19 de julho de 2016

A resistência do pixo

Contra a burguesia e a hipocrisia, a tinta risca a parede branca, o muro liso: a cicatriz de uma cidade desigual e excludente. A resistência por meio de uma forma única de expressão. Não é grafite, é pixo. Uma marca, um símbolo. O atestado que berra: estamos aqui, existimos, a cidade perfeita não existe, e todo o ambiente urbano carrega dezenas de níveis de significação.

Propor uma discussão sobre o caráter artístico das manifestações de rua é, no mínimo, ingênuo. Se a arte deve ser crítica, se deve provocar impacto, se deve desestabilizar o que está posto, se deve constituir uma experiência estética, se deve chocar o cidadão comum, se deve chamar atenção (para algo), se a arte deve ser sangue e coração, o pixo é arte.

A tinta mancha o córrego urbano com honestidade e autenticidade, as artérias pintadas – marcadas – pela lembrança da pobreza e da exclusão, que existem no silêncio de cada um de nós: passamos ao lado do corpo jogado sob a marquise, em frente à vitrine, ou ao corpo sem rosto que vaga, invisível.

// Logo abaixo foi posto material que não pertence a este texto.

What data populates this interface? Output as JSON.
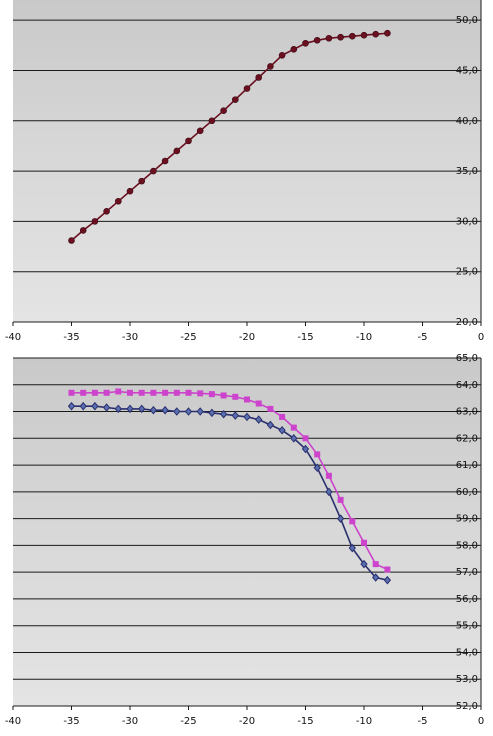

É uma selva, a cidade. São muros, prédios, janelas, esca(la)das, todas superfícies adequadas. O pixo não é uma opção: é uma natureza, está no sangue a necessidade de se fazer ouvir pelos olhos. É uma comunicação fechada, feita para agredir, para atacar a sociedade. É também uma máscara, sobre a qual é necessária a reflexão e compreensão: aprende-se a conviver com aquilo que é distinto.

Foto de Giovana Anschau

Foto de Giovana Anschau

 

Exibindo anschau3.jpgA beleza do pixo deve ser sentida, sim, mas, acima de tudo, deve ser compreendida, observada com cautela e dedicação. O traço proibido carrega uma força, uma violência que apenas sua subversão pode transmitir.

A arte está nos museus, obviamente está. Mas do lado de fora das catedrais há o mundo. E qual obra de arte partiu de algum lugar que não fosse mundo? O pixo é belo por não querer ser arte, o pixo é belo por levar o corpo do artista a um extremo desconhecido, que desafia os obstáculos mais cruéis e se impõe, faz a sua marca, tatua uma esquina, risca o plano da ordem, do previsível.

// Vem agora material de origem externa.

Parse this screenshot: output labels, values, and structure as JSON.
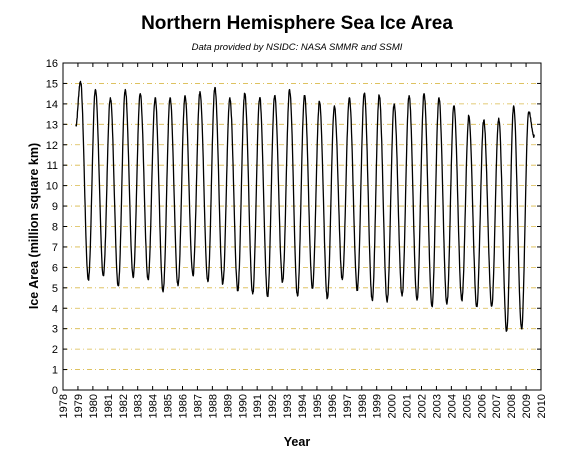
{
  "chart_data": {
    "type": "line",
    "title": "Northern Hemisphere Sea Ice Area",
    "subtitle": "Data provided by NSIDC: NASA SMMR and SSMI",
    "xlabel": "Year",
    "ylabel": "Ice Area (million square km)",
    "xlim": [
      1978,
      2010
    ],
    "ylim": [
      0,
      16
    ],
    "x_ticks": [
      1978,
      1979,
      1980,
      1981,
      1982,
      1983,
      1984,
      1985,
      1986,
      1987,
      1988,
      1989,
      1990,
      1991,
      1992,
      1993,
      1994,
      1995,
      1996,
      1997,
      1998,
      1999,
      2000,
      2001,
      2002,
      2003,
      2004,
      2005,
      2006,
      2007,
      2008,
      2009,
      2010
    ],
    "y_ticks": [
      0,
      1,
      2,
      3,
      4,
      5,
      6,
      7,
      8,
      9,
      10,
      11,
      12,
      13,
      14,
      15,
      16
    ],
    "grid": true,
    "line_color": "#000000",
    "grid_color": "#d9b94a",
    "series": [
      {
        "x_start": 1978.85,
        "y_start": 12.9,
        "annual_max": [
          [
            1979.17,
            15.1
          ],
          [
            1980.17,
            14.7
          ],
          [
            1981.17,
            14.3
          ],
          [
            1982.17,
            14.7
          ],
          [
            1983.17,
            14.5
          ],
          [
            1984.17,
            14.3
          ],
          [
            1985.17,
            14.3
          ],
          [
            1986.17,
            14.4
          ],
          [
            1987.17,
            14.6
          ],
          [
            1988.17,
            14.8
          ],
          [
            1989.17,
            14.3
          ],
          [
            1990.17,
            14.5
          ],
          [
            1991.17,
            14.3
          ],
          [
            1992.17,
            14.4
          ],
          [
            1993.17,
            14.7
          ],
          [
            1994.17,
            14.4
          ],
          [
            1995.17,
            14.1
          ],
          [
            1996.17,
            13.9
          ],
          [
            1997.17,
            14.3
          ],
          [
            1998.17,
            14.5
          ],
          [
            1999.17,
            14.4
          ],
          [
            2000.17,
            14.0
          ],
          [
            2001.17,
            14.4
          ],
          [
            2002.17,
            14.5
          ],
          [
            2003.17,
            14.3
          ],
          [
            2004.17,
            13.9
          ],
          [
            2005.17,
            13.4
          ],
          [
            2006.17,
            13.2
          ],
          [
            2007.17,
            13.3
          ],
          [
            2008.17,
            13.9
          ],
          [
            2009.17,
            13.6
          ]
        ],
        "annual_min": [
          [
            1979.7,
            5.4
          ],
          [
            1980.7,
            5.6
          ],
          [
            1981.7,
            5.1
          ],
          [
            1982.7,
            5.5
          ],
          [
            1983.7,
            5.4
          ],
          [
            1984.7,
            4.8
          ],
          [
            1985.7,
            5.1
          ],
          [
            1986.7,
            5.6
          ],
          [
            1987.7,
            5.3
          ],
          [
            1988.7,
            5.2
          ],
          [
            1989.7,
            4.9
          ],
          [
            1990.7,
            4.7
          ],
          [
            1991.7,
            4.6
          ],
          [
            1992.7,
            5.3
          ],
          [
            1993.7,
            4.6
          ],
          [
            1994.7,
            5.0
          ],
          [
            1995.7,
            4.5
          ],
          [
            1996.7,
            5.4
          ],
          [
            1997.7,
            4.9
          ],
          [
            1998.7,
            4.4
          ],
          [
            1999.7,
            4.3
          ],
          [
            2000.7,
            4.6
          ],
          [
            2001.7,
            4.4
          ],
          [
            2002.7,
            4.1
          ],
          [
            2003.7,
            4.2
          ],
          [
            2004.7,
            4.4
          ],
          [
            2005.7,
            4.1
          ],
          [
            2006.7,
            4.1
          ],
          [
            2007.7,
            2.9
          ],
          [
            2008.7,
            3.0
          ]
        ],
        "x_end": 2009.55,
        "y_end": 12.4
      }
    ]
  }
}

Ninguém aguenta dias todos iguais. A originalidade do símbolo, um brasão estampado em meio a tantos outros brasões, logomarcas de empresas, nomes de lojas, restaurantes, farmácias. Há um processo: nada é aleatório.

A influência para o movimento vem do heavy metal, do punk rock, do harcore; dos símbolos germânicos, escandinavos, dos primeiros alfabetos europeus; símbolos de difícil decifração, colocados pela cidade sempre com um significado, sempre dizendo ei, você, foda-se, sem que o passante comum os entenda, mas fazendo com que o passante comum se sinta alvo daquela violência, do contraste entre o plano e o relevo, entre o certo e o errado.  

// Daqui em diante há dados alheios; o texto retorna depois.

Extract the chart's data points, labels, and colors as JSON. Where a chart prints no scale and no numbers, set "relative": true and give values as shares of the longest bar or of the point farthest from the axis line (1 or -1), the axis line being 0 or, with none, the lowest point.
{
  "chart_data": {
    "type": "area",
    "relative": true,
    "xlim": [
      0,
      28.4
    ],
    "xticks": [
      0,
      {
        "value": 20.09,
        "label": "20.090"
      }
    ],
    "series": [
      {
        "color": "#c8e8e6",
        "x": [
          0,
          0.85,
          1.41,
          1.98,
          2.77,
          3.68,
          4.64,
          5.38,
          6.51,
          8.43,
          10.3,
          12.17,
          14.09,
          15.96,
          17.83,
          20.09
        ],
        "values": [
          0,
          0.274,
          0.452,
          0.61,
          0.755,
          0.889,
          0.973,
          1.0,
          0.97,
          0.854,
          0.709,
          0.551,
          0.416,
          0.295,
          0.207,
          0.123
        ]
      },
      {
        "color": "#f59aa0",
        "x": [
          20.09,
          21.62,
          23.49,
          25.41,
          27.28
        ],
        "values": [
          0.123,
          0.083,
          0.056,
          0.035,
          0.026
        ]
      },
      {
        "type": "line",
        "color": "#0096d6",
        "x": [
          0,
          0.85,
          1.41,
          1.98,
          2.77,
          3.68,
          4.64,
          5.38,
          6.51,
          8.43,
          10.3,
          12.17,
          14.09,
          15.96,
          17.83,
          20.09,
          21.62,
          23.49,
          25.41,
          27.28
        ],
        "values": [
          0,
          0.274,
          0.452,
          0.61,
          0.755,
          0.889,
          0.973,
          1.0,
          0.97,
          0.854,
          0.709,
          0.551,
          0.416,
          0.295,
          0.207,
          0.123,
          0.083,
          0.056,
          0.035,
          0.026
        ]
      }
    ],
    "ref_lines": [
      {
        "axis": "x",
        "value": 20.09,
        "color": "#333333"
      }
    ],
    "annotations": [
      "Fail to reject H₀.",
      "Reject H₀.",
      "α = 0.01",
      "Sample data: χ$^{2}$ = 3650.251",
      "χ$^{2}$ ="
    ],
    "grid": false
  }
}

O vício em desvirtuar a ordem, em subverter o sentido da tinta. A adrenalina da arte como crime e do crime como arte. São Paulo é o coração pulsante dessa manifestação potente e original, um mosaico de tintas, de ideias: vozes em uma bela desarmonia, compondo dissonâncias e sinfonias. É a voz da periferia que penetra nas cidades e encontra seu caminho, a favela grita em praça pública, direito é para todo mundo, não apenas para quem tem o dinheiro, a gravata, o mercedes.

A voz do povo está escrita nos muros. O pixo é a arte do limite, da tênue linha entre a Terra e o Céu, do perigo, da franqueza. Arte que ilustra a metrópole, repleta de ódio, de egoísmo, de perversidade.

Arte de coragem, de fúria e explosão, que reza: estamos todos aqui.